Apologies for the long post, but here it is:
I (28, bisexual woman) have been happily married to my partner for 3 years and together for 8. About 1.5 years ago my partner came out to me as MtF (she is also bi). I am very open to all queer identities, but this came as a bit of a shock to me in my own marriage. Since then, my partner has started to dress more femininely (long hair too). (Providing this all as backstory.)
We have been consensually non-monogamous since we’ve been together, but have not often acted on it. However, about a month ago I ended up having awesome sex with this 19yr old guy I met some time ago. We spent another weekend together and had some of the best sex of my life and have since been sending dirty texts and plan to meet up again next week.
This coincides with that about two months ago I removed my birth control implant (been on since 16). Since then, my libido has been off the charts! I feel like fucking almost every guy I see (which was previously not usual for me).
I’m really happy to feel this level of arousal again and to keep exploring it. The main issue: I’m not super attracted to my spouse at the moment. I have this crazy sexual energy except with her!
I love her deeply, but at the moment, I just want to fuck all kinds of men. Has anyone been in a similar situation and can provide advice? How can I direct some of this crazy energy towards her?

2 comments
  1. Prior to hooking up with this new person, what level of attraction did you have for your partner?

    Especially for couples in open relationships, dating with someone new often times kicks up their libido because of “new relationship energy“. Your body is getting a nice dose of adrenaline because of the novelty of being with a different person. For some people, they’re able to take that increased sexual energy and redirected back to their primary partner but another cases, perhaps like yours, that heightened excitement is really reserved for the new partners.

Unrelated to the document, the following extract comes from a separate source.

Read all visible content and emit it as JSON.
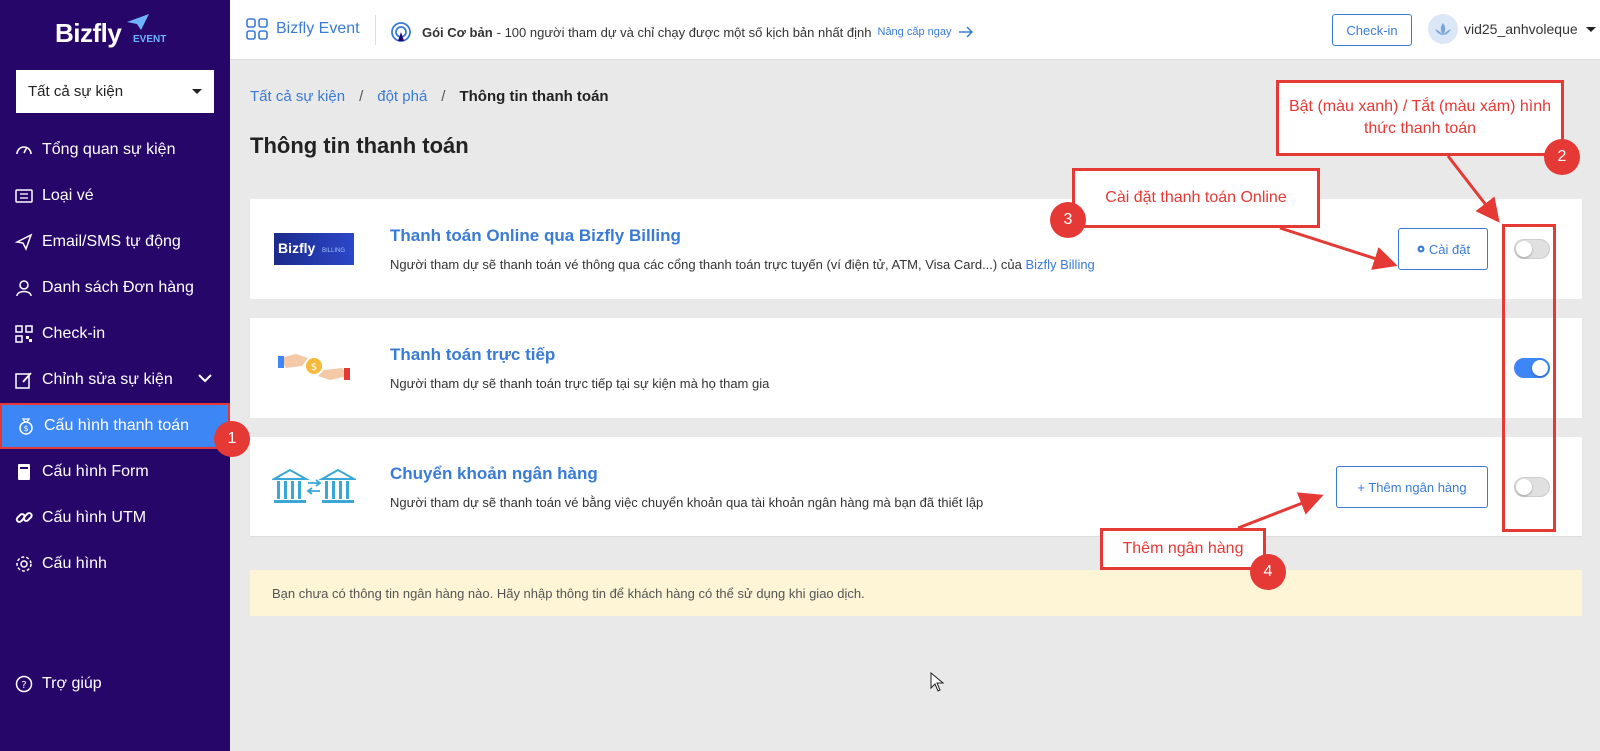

    That’s why I was asking what the state of your attraction was to your partner previous. I don’t think it’s controversial to suggest that being involved with someone who transitions often times leads to a loss in attraction because people were more attracted to the gender presentation of their partner when they first met them as opposed to what they transitioned to. But again, we don’t really know what happened in your situation

  2. Perhaps your hormonal changes have given you a very strong attraction to the masculine that you aren’t getting at home. Definitely worth a discussion with your spouse. It might be you just have to “ride it out” until/if it passes. I do have to say, this does sound like a rather unique situation. I hope you can figure it out.